Depois de enaltecer a discussão que vem sendo realizada no Fundo Verde e Amarelo, que considera um grande fórum onde estão os principais atores do processo de inovação – MCT, MDIC, academia e setor empresarial –, Grynszpan deixou claro o ponto de vista da Fiesp sobre a questão e a interação entre universidade e empresa: “A indústria entende que inovação é um processo industrial, que não acontece na academia. O gerador, o demandante da inovação é a indústria. Existem casos em que a universidade gera novos conhecimentos e tecnologias que podem se transformar em novos produtos, mas não é regra geral”.

O diretor da Fiesp afirma que o setor produtivo não demanda inovação porque ela lhe é oferecida, mas sim porque o mercado exige. “Se o mercado não obrigar, não há inovação”, insiste. Segundo Grynszpan, somente agora começa a existir consciência na indústria de um ambiente estimulador da inovação, principalmente para atender os programas de exportação e a substituição competitiva das importações.

Para estimular o processo, a Fiesp propõe parcerias com as multinacionais, que por já estarem no ambiente internacional encurtariam o caminho para as empresas nacionais. “Gostaríamos de ter centenas Embrapa e Embraer. Mas falamos de pequenas e médias empresas, que como fornecedoras ou parceiras das multinacionais, garantiriam acesso ao mercado mundial. É mais barato abrasileirar as nacionais do que ‘multinacionalizar’ as brasileiras”, observa Grynszpan.

A Fiesp defende, também, um programa do governo para melhorar a posição do Brasil no mercado de alta tecnologia. “Realizamos um estudo mostrando que empresas brasileiras têm participação média de 1% no comércio internacional, mas bem abaixo quando se trata do mercado de alta tecnologia.”

Dilema – O Fundo Verde e Amarelo, de acordo com Flávio Grynszpan, está procurando resolver outro problema: permitir a inovação em condições competitivas internacionais. Para esta capacitação, o governo dobraria o investimento em pesquisa e desenvolvimento até 2006, concentrando esse aumento no setor empresarial. “Sem expansão tecnológica, não haverá espaço para inovação e, conseqüentemente, para o processo de capacitação”, justifica o diretor. Mais um mecanismo de apoio, já em negociação, é dotar a Finep de taxas competitivas mundiais.
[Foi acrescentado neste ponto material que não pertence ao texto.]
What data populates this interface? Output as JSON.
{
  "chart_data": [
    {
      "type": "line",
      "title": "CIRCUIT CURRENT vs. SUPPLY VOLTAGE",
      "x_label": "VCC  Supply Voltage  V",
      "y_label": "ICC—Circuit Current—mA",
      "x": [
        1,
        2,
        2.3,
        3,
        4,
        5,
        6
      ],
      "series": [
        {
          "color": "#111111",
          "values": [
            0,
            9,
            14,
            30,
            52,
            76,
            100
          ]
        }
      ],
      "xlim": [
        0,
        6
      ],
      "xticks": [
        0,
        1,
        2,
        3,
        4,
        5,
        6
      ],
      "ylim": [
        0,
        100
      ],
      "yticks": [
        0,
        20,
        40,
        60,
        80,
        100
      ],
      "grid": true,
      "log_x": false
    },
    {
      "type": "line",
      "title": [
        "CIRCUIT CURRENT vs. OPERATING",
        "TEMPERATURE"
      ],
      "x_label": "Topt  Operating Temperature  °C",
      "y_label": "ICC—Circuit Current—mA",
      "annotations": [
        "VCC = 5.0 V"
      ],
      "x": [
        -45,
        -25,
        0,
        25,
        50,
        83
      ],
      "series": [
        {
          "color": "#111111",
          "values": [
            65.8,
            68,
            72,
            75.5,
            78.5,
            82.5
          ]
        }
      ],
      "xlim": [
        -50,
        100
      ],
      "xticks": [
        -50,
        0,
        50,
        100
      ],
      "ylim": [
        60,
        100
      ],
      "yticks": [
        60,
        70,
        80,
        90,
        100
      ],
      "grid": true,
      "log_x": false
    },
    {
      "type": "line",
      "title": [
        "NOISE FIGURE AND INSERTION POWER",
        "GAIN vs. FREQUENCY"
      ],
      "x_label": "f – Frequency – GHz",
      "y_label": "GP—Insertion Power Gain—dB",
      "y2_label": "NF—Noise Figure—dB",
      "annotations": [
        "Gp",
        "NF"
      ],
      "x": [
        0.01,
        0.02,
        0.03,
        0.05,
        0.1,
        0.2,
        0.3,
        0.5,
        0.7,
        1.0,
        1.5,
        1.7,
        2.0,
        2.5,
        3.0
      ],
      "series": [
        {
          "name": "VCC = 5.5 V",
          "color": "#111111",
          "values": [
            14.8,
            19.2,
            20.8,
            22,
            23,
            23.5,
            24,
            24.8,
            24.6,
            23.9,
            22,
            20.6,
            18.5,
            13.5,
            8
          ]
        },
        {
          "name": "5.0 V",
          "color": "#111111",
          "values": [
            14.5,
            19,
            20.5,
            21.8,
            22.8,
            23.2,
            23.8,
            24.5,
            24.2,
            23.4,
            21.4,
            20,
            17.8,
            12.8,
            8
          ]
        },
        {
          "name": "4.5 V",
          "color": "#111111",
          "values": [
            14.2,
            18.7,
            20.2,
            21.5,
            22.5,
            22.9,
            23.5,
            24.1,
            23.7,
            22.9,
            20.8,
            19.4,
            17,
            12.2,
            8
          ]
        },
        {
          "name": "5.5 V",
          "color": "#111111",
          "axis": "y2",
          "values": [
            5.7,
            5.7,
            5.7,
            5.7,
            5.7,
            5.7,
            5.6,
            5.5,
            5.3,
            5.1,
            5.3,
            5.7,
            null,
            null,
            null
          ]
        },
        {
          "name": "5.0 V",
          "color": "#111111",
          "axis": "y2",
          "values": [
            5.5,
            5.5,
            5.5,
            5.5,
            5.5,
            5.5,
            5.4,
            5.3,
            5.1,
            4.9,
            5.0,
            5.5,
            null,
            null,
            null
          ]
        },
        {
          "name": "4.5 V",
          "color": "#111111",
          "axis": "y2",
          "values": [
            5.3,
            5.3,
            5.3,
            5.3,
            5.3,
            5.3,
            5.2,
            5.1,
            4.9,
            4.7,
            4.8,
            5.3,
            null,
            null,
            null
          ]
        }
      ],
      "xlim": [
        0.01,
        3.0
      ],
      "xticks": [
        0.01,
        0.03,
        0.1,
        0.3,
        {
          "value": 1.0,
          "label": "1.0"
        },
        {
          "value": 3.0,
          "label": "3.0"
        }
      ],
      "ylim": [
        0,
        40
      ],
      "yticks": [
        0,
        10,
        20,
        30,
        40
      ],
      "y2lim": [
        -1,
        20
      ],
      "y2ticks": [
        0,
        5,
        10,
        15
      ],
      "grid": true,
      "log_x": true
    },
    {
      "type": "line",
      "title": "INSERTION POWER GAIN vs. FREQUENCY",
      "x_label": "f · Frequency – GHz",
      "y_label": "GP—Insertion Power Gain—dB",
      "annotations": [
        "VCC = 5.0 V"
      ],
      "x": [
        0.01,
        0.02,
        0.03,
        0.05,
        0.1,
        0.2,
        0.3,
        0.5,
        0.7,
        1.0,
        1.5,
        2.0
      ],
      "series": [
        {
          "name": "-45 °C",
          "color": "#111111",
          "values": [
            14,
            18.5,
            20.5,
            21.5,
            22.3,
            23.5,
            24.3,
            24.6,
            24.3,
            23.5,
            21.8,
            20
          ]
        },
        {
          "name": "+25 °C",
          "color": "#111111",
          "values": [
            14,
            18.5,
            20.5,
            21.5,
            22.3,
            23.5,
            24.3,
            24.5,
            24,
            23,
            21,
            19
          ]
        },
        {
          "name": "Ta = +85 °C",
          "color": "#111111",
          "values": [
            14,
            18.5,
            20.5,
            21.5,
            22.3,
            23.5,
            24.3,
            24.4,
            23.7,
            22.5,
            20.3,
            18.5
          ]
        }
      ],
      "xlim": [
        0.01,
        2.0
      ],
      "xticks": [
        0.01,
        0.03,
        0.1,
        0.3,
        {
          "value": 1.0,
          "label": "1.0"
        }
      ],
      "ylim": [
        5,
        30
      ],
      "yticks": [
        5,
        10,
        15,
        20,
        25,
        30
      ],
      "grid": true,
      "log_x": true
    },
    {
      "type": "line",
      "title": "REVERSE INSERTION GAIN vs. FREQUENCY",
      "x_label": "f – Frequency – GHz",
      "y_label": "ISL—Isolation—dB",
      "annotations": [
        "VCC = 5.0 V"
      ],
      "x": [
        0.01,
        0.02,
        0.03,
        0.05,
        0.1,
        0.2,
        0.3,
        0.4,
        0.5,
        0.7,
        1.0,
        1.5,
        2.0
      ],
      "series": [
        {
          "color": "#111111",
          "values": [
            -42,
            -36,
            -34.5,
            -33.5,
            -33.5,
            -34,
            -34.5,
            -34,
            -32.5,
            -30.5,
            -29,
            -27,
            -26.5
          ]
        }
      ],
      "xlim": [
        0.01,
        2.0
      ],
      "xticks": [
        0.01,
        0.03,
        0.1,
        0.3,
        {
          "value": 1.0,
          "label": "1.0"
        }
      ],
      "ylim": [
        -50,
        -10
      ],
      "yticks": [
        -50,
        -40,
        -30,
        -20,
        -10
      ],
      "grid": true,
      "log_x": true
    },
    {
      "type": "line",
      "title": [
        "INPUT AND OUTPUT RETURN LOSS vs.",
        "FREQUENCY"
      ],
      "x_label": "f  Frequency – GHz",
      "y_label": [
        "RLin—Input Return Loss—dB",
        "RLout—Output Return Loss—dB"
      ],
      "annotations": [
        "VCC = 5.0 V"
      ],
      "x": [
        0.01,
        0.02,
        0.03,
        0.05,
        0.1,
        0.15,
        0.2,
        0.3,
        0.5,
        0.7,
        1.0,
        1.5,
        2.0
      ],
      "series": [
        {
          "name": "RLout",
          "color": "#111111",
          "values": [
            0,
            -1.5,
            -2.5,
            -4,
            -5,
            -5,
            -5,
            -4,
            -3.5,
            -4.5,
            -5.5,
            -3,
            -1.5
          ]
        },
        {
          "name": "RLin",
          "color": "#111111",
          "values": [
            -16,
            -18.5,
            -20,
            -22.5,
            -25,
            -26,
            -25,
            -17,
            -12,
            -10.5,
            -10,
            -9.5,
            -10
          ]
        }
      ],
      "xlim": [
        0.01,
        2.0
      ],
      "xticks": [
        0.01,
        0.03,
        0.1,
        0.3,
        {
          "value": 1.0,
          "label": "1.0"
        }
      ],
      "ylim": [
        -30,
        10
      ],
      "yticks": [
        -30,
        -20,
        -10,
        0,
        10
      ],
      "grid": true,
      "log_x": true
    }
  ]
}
O diretor da Fiesp conclui: “Se o setor produtivo não desenvolver tecnologia, vamos ficar eternamente na agonia de ter a universidade distante das empresas. O problema não é da universidade, é do setor produtivo, que precisa ser dotado de instrumentos para que possa inovar. E nunca se deve pensar que a academia é a geradora da inovação. Nas vezes em que fez isso, a universidade se deu mal, porque não sabe gerar produtos competitivos.”